One of the first theories for why the human genome contains so much DNA arose even before the draft human genome sequence had been completed, when researchers already recognised that there was a significant part of our genome that didn’t code for protein. It’s the insulation theory.

Imagine you own a watch. Not just any old watch, but a phenomenally expensive watch such as a vintage Patek Philippe of the type that sells for a couple of million dollars. Now imagine there is a large and very angry baboon in the vicinity, carrying a really heavy stick. You have to put your watch in a room and you are given a choice. You can’t stop the baboon going into any of the rooms, but you can decide on the room where you want to leave the watch. The choices are:

A. A small room with nothing else in it but a table, on which you have to leave the watch.

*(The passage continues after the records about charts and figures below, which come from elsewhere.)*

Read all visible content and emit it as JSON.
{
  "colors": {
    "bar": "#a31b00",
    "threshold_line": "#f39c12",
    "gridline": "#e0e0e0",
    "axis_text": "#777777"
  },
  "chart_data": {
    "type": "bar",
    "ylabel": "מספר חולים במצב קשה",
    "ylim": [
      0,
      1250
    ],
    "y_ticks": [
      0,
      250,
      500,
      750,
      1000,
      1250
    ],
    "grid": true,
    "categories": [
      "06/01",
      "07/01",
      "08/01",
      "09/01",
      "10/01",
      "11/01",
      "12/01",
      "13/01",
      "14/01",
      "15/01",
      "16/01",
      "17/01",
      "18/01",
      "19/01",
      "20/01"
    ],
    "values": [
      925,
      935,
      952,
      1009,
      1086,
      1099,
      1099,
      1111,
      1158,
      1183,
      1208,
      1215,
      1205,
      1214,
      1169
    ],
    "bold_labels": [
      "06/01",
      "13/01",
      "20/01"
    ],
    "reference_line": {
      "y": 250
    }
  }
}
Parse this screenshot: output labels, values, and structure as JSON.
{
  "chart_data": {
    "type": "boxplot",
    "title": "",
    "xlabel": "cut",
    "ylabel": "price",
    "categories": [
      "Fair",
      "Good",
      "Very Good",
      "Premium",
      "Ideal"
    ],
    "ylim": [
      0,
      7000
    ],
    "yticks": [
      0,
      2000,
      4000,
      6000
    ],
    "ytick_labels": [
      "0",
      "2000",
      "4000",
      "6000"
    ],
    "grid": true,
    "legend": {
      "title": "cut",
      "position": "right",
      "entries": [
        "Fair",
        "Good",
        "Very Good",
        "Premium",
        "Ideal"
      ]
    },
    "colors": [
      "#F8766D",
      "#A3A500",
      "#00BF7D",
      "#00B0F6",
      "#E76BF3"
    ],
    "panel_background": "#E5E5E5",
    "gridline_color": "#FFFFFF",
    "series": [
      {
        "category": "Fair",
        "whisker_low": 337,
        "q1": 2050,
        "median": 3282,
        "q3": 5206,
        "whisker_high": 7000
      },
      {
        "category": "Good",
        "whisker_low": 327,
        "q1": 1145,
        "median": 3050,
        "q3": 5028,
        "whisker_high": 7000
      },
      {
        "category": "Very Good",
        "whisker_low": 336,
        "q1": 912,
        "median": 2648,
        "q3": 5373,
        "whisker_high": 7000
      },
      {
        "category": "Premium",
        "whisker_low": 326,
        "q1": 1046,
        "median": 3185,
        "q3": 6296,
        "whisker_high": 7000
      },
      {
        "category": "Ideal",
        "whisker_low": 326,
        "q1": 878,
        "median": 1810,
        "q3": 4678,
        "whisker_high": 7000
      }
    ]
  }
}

B. A large room containing 50 rolls of loft insulation, each roll being 5m in length and 20cm deep, and you can hide the watch deep in any one of the 50 rolls.

It’s not that difficult to work out which to choose to maximise the chances of the watch escaping damage, is it? And the insulation theory of junk DNA was built on the same premise. The genes that code for proteins are incredibly important. They have been subjected to high levels of evolutionary pressure, so that in any given
organism, the individual protein sequence is usually as good as it’s likely to get. A mutation in DNA – a change in a base pair – that changes the protein sequence is unlikely to make a protein more effective. It’s more likely that a mutation will interfere with a protein’s function or activity in a way that has negative consequences.